Après quelques instants de grande concentration, prennent enfin forme dans mon esprit les chemins qu'ont empruntés les réflexions de Lucy, ses craintes, ses espoirs. Il est une réalité criante qui me lacère la gueule. Elle m'aime d'un amour pur et véritable. Elle m'aime inconditionnellement et elle souhaiterait que je l'aime de la même manière.

Oh Lucy, ne peux-tu accepter que si nos amours diffèrent dans leurs formes et dans leurs expressions, ils n'en sont pas moins puissants l'un que l'autre ! Nul ne prévaut, nul ne doit se targuer d'être plus noble que l'autre. Je comprends que tu sois encore pétrie de ces rêves de petite-fille qui ont bercé ton innocence et ta quête amoureuse. J'aime tant d'ailleurs les nuances rose tendre de tes joues lorsque je les baise avec exaltation et que je considère comme reliques de tes rêves perdus. N'oppose pas mon désir de toi et la profondeur chaste des sentiments que tu me portes.

« J'ai peur de comprendre que tu résumes notre histoire d'amour en ce qui me concerne à ce qui se passe dans notre chambre à coucher.
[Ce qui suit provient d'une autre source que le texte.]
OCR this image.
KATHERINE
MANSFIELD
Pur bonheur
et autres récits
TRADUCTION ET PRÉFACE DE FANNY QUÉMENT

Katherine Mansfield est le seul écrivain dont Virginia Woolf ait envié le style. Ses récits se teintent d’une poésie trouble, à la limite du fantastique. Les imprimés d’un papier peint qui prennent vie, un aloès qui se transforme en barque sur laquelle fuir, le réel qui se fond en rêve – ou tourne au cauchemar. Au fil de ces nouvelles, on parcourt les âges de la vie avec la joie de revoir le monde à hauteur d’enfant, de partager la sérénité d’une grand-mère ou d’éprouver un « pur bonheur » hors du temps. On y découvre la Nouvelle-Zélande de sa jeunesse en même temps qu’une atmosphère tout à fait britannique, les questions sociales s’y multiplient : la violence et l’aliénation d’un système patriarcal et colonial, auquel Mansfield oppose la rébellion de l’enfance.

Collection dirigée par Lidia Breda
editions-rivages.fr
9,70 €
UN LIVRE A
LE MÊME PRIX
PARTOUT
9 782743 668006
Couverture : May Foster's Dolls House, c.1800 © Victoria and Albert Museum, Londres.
- Pas du tout, dénie Lucy, je veux juste savoir si tu pourrais renoncer au sexe et rester l'amoureux que tu es, me rester fidèle. Saurais-tu m'aimer comme Roméo aime Juliette ? »

Je grimace. Nous n'ignorons pas, Lucy et moi, que notre discussion a deux témoins. Deux témoins qui ont assisté à la naissance de notre histoire, à son épanouissement, à son accomplissement et qui là touchent à la passion qui dévore le cœur de ma femme. Peu connaissent en réalité la démesure dont elle est capable. Pour Erza et Grey ce n'est pourtant pas le cas et ils ne doivent pas être surpris de la teneur de nos échanges.

« Pour toi, je serais prêt à tout sacrifier, abrégé-je dans une sincérité absolue.

- Pour toi, je ferais n'importe quoi, répond Lucy dans un sanglot maîtrisé. Je sacrifierais ma vie si ça pouvait sauver la tienne. J'accepterais tout. As-tu seulement conscience de ça ? »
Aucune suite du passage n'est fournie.